Il faudrait évidemment ajouter à cette liste les chemins de bisse, comme celui, tout près d'ici, qui conduit en pente douce les touristes du Col de la Forclaz au pied du Glacier du Trient, les chemins de croix où les pèlerins méditent sur les souffrances du Christ lors des grandes fêtes chrétiennes, la fameuse Haute Route, rendue célèbre par la Patrouille des Glaciers, ainsi que toutes ces voies parfois bien scabreuses et peu visibles, découvertes par les alpinistes d'autrefois, et que l'on doit bien connaître si l'on veut se risquer à passer d'une vallée à l'autre, ou escalader les sommets…
On comprend dès lors la place importante que prend le sentier, le chemin dans la vie de ce peuple valaisan qui transhumait avec ses troupeaux chaque année, d'étage en étage, entre la vallée du Rhône et l'alpage haut perché. On le retrouve mentionné à de nombreuses reprises dans les chants et la poésie du terroir valaisan. Le mot y est souvent utilisé au sens figuré, reliant le plus humain de notre condition terrestre aux mystères les plus insondables de la vie, de la mort, de l'au-delà, de Dieu. Preuve en soit, cet extrait d'un poème en forme de confession, écrit par Maurice Chappaz quelques années après la mort de son épouse, Corinna Bille :
J'ai pris le chemin du pays sans retour, car je suis mon épouse. Le chemin est d'abord en moi-même où ce monde périt. C'est celui où l'autre revient. Où se creuse ma naissance. J'habite de hauts murs, fiers, d'une gaieté sombre, aménagés et éclairés ensemble. Sous le roc des fondations, au bas d'un pré acide s'oublie un petit sentier, une sorte de signature dans l'herbe.

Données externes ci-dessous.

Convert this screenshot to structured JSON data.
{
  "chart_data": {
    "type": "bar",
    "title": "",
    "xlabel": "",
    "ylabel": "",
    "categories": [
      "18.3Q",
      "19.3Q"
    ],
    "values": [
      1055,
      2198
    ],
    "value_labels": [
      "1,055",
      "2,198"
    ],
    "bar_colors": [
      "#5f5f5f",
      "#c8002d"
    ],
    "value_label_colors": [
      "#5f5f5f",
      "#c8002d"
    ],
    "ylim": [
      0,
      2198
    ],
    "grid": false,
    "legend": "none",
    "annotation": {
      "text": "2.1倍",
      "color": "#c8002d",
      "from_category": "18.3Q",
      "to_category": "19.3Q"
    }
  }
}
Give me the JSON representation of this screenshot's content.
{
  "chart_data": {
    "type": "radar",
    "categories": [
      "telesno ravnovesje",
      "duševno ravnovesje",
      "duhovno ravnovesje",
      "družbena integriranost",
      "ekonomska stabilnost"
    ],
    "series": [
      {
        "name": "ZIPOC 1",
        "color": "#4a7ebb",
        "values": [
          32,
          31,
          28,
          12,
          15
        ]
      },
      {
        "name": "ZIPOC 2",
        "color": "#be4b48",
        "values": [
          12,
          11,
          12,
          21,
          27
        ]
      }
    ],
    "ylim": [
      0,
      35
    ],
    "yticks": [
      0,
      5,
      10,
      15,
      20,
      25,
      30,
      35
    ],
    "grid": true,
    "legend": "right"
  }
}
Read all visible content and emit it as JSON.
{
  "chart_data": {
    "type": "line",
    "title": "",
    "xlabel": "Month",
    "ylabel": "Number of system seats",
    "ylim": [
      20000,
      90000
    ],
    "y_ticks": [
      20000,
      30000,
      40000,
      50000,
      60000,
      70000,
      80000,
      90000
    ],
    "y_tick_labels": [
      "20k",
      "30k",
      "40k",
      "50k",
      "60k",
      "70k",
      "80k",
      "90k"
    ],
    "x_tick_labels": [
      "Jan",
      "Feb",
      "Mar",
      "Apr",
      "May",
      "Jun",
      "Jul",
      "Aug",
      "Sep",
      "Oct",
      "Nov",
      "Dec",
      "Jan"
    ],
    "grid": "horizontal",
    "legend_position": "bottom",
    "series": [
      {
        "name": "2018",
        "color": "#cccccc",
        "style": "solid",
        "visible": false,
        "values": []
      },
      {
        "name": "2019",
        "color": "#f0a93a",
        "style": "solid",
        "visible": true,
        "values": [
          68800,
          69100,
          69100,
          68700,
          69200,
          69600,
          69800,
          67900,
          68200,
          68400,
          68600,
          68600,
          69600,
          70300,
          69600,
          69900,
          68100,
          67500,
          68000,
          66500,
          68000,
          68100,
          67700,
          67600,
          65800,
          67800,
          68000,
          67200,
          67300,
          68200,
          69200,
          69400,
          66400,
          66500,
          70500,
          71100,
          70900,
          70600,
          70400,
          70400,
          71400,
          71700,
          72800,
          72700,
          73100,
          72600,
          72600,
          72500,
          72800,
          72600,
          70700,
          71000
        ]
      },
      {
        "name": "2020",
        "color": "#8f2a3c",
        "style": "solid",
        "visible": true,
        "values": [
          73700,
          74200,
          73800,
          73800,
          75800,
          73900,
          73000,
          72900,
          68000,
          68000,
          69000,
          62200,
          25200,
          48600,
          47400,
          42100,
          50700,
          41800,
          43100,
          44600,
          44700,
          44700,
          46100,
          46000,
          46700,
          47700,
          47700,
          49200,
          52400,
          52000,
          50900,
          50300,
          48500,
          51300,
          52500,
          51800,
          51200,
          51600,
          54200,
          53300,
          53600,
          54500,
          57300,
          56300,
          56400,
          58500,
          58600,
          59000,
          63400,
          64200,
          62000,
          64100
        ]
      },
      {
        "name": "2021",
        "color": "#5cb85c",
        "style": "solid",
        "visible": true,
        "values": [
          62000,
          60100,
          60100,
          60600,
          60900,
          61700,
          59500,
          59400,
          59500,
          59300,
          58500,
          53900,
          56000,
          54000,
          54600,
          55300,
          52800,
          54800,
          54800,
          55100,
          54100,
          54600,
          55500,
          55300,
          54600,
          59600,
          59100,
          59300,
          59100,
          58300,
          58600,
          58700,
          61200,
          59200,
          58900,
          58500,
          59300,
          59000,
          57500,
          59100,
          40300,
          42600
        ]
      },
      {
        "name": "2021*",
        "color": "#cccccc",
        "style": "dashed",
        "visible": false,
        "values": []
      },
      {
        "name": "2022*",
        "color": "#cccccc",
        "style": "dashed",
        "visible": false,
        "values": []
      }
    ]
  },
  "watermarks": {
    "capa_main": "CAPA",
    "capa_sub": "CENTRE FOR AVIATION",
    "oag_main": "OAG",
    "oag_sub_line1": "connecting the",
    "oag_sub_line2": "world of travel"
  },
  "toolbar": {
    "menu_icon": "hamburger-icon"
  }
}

Et zigzague un sureau, l'arbre tourne, se penche et le sentier s'enlace…
(Le Livre de C, Eds Empreintes, Lausanne 1986)
Les lecteurs et lectrices de la Bible parmi vous ne seront certainement pas surpris par la richesse de signification poétique contenue dans les mots chemin, sentier, voie… Ils savent l'importance qu'ils ont pris dans le langage et la culture d'un peuple dont l'histoire se passe essentiellement à cheminer vers la Terre Promise ou, lors de l'Exil, à s'en éloigner. Au cours de cette vie errante et aventureuse, Dieu lui-même, sous la forme d'une colonne de feu, décide de prendre la tête de son peuple et de lui frayer une route. Rien ne l'arrête, ni les Égyptiens, ni la mer. Le peuple d'Israël, même s'il trouve parfois que le chemin choisi est bien long et sinueux, apprend ainsi à marcher dans les voies du Seigneur. Le document même de cet apprentissage, c'est la Torah, la Loi, vrai chemin de l'être humain, car elle est le chemin de Dieu.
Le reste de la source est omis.